Picture this: you’re hungry to learn Forex trading and champing at the bit to get started. Then, a trading veteran tells you that you can still make a mint at the end of the year even if you lose 70 per cent of your trades.
Quite a lot of Forex newbies would either laugh this off as an eccentricity or feel a twinge of panic rising about the realities of trading. Yet there may be more sense in it than first impressions suggest, and a professional boxing megastar like Mike Tyson can exemplify why this is so.
Tyson became a world champion when he was just 18 years old. In his prime, he was to the boxing world a (distinctly scarier) version of George Soros in the trading world.
But beneath his seeming invincibility, he was subject to an ineluctable truth about boxing contests: no matter how talented, driven and agile he and other top champs may be, no matter how inexhaustible their stamina seems, it’s well-nigh impossible for them to avoid taking a number of hits from their opponents in every boxing match.
For Tyson, that was OK. He didn’t panic, and he rarely flew into a rage (was that ear-biting incident anger or just grim pantomime?).

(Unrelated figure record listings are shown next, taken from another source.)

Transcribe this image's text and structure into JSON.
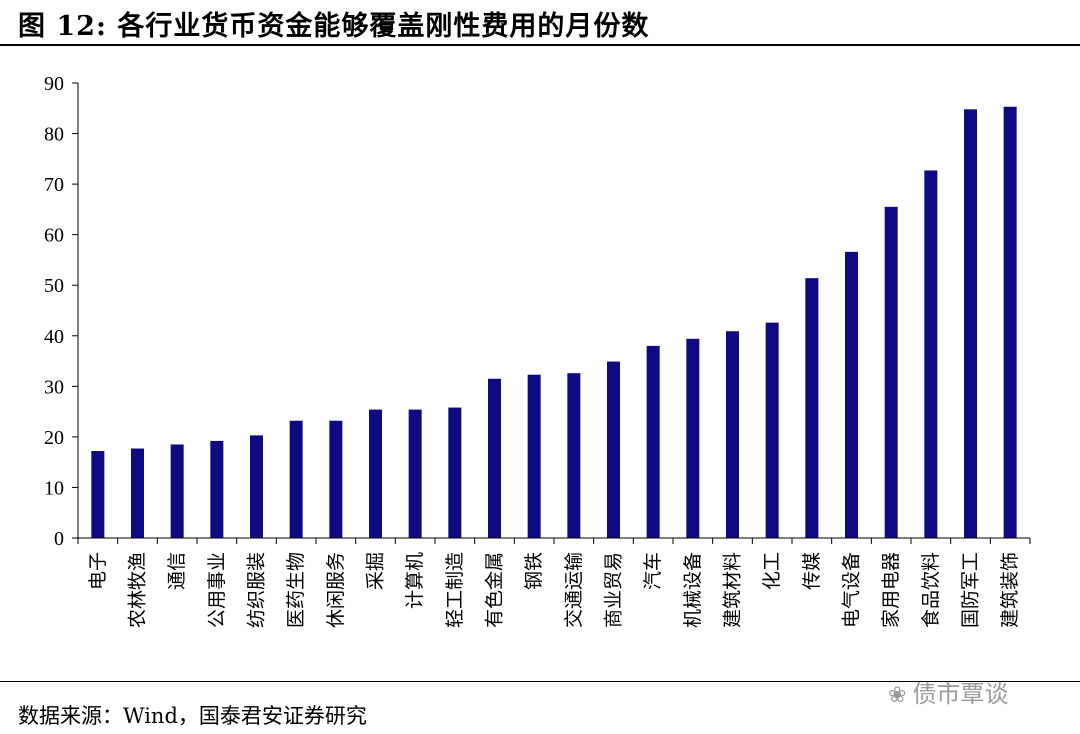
{
  "figure": {
    "title": "图 12:  各行业货币资金能够覆盖刚性费用的月份数",
    "source": "数据来源：Wind，国泰君安证券研究",
    "watermark": "债市覃谈",
    "watermark_icon": "wechat-icon"
  },
  "colors": {
    "bar": "#0d0a82",
    "axis": "#000000"
  },
  "chart_data": {
    "type": "bar",
    "title": "",
    "xlabel": "",
    "ylabel": "",
    "ylim": [
      0,
      90
    ],
    "yticks": [
      0,
      10,
      20,
      30,
      40,
      50,
      60,
      70,
      80,
      90
    ],
    "grid": false,
    "legend": "none",
    "categories": [
      "电子",
      "农林牧渔",
      "通信",
      "公用事业",
      "纺织服装",
      "医药生物",
      "休闲服务",
      "采掘",
      "计算机",
      "轻工制造",
      "有色金属",
      "钢铁",
      "交通运输",
      "商业贸易",
      "汽车",
      "机械设备",
      "建筑材料",
      "化工",
      "传媒",
      "电气设备",
      "家用电器",
      "食品饮料",
      "国防军工",
      "建筑装饰"
    ],
    "values": [
      17.2,
      17.7,
      18.5,
      19.2,
      20.3,
      23.2,
      23.2,
      25.4,
      25.4,
      25.8,
      31.5,
      32.3,
      32.6,
      34.9,
      38.0,
      39.4,
      40.9,
      42.6,
      51.4,
      56.6,
      65.5,
      72.7,
      84.8,
      85.3
    ]
  }
}
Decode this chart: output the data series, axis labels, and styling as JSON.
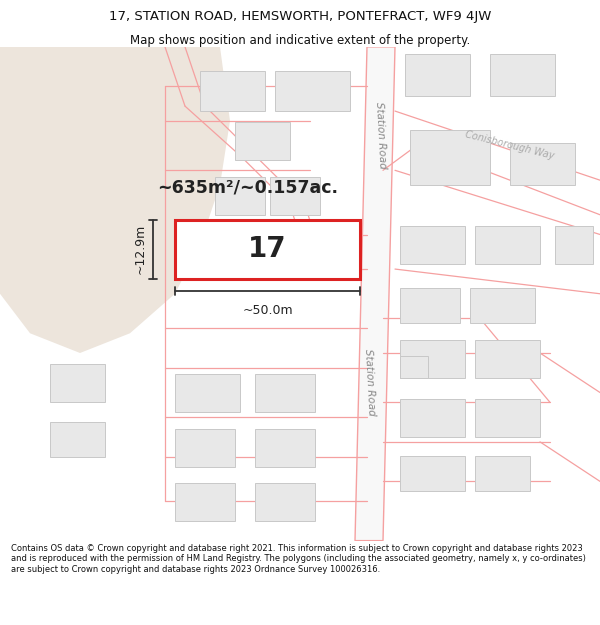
{
  "title_line1": "17, STATION ROAD, HEMSWORTH, PONTEFRACT, WF9 4JW",
  "title_line2": "Map shows position and indicative extent of the property.",
  "footer_text": "Contains OS data © Crown copyright and database right 2021. This information is subject to Crown copyright and database rights 2023 and is reproduced with the permission of HM Land Registry. The polygons (including the associated geometry, namely x, y co-ordinates) are subject to Crown copyright and database rights 2023 Ordnance Survey 100026316.",
  "bg_map_color": "#ffffff",
  "road_color": "#f5a0a0",
  "building_fill": "#e8e8e8",
  "building_outline": "#c8c8c8",
  "highlight_color": "#dd2222",
  "plot_number": "17",
  "area_text": "~635m²/~0.157ac.",
  "dim_width": "~50.0m",
  "dim_height": "~12.9m",
  "land_fill": "#ede5dc",
  "station_road_label": "Station Road",
  "conisborough_label": "Conisborough Way"
}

Like all pros, he worked a strategy for each opponent long before stepping into the ring.
That’s where the analogy with Forex comes into play. As with boxing, you can’t trade without taking a few punches (i.e., losing some trades). What matters are your Forex trading strategies for minimising risk and loss, maximising gain and protecting your investment.
A few Forex training tips that might be the equivalent of a boxer’s pre-match training:
- Never trade without using protective stops on each occasion. Let your winners ride, but cut your losses short.
- Don’t put more than 3-5 per cent of your capital on a single trade.
- For rookies especially, stick to a risk-reward of 2-1 (i.e. aim for a £1000 profit when you risk £500).